The company will also prepay 95% of tuition for courses in high-demand fields such as game design, visual communications, nursing, radiology and IT programming.
Warehouse workers will work alongside robots to pick, pack and ship items such as books, electronics and toys to customers. Amazon has deployed the use of robots at 26 of its fulfillment centers worldwide.
One hundred robots shaped like race cars and looking like a Roomba vacuum on steroids will move yellow bins the size of a standing freezer across the floor. Each robot can handle 1,500 pounds of products.
During a demonstration, the bins placed on top of the robots glided silently across the room.
Three of the floors will be used for that operation, taking products from stacks and sending them to the first floor, where they will get boxed and readied for shipment.
The warehouse can hold 40 million items, half of them from companies whose products are available on Amazon.com. Hundreds of trucks will unload goods and load packages destined for customers from 100 loading docks.

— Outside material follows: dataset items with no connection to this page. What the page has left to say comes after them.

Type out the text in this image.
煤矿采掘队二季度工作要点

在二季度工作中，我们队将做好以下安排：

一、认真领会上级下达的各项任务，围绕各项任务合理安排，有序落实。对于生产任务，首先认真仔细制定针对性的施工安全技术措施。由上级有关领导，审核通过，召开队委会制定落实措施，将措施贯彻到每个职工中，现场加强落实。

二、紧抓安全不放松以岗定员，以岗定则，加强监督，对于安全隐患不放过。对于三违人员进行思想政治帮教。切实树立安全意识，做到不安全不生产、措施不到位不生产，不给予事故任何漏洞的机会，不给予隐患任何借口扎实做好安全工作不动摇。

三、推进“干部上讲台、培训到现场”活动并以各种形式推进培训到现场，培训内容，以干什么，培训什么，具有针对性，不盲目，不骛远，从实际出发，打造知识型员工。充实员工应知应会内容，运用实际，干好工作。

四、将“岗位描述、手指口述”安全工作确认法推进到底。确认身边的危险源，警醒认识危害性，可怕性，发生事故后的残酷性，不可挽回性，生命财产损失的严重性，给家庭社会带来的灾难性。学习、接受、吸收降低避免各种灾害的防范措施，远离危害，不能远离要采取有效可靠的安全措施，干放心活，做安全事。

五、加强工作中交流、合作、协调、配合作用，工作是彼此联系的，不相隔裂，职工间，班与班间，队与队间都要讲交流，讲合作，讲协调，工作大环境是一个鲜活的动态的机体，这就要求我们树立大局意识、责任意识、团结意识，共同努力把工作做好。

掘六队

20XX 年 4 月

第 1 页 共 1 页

From the fulfillment center, packages will go to smaller delivery stations, where they are loaded onto vans that will deliver them to customers.
EXPANDING AMAZON’S TREASURE VALLEY FOOTPRINT
The building will be one of 176 fulfillment centers Amazon operates around the world. Amazon operates a local delivery station at 1411 3rd Ave. North, near Franklin Boulevard and Interstate 84 in Nampa. It is also remodeling an 80,000-square-foot former FedEx ground delivery warehouse at 6752 S. Business Way, east of the Boise Airport, that will be used as a delivery station.
Amazon uses a parking lot at the Boise Outlets mall off I-84 in East Boise to load its delivery vans.
The new center in Nampa was developed in partnership with Panattoni Development Co. Inc. The project was code-named “Project Bronco” when it came to light in 2018, amid speculation that Amazon would occupy the building. But the company did not officially acknowledge it was involved until October.
Last year, the Nampa City Council authorized an agreement with Panattoni to fund $14 million in roadway improvements aimed at alleviating the increased traffic the center will bring. The distribution center expects to generate about 7,000 trips per day during peak delivery season.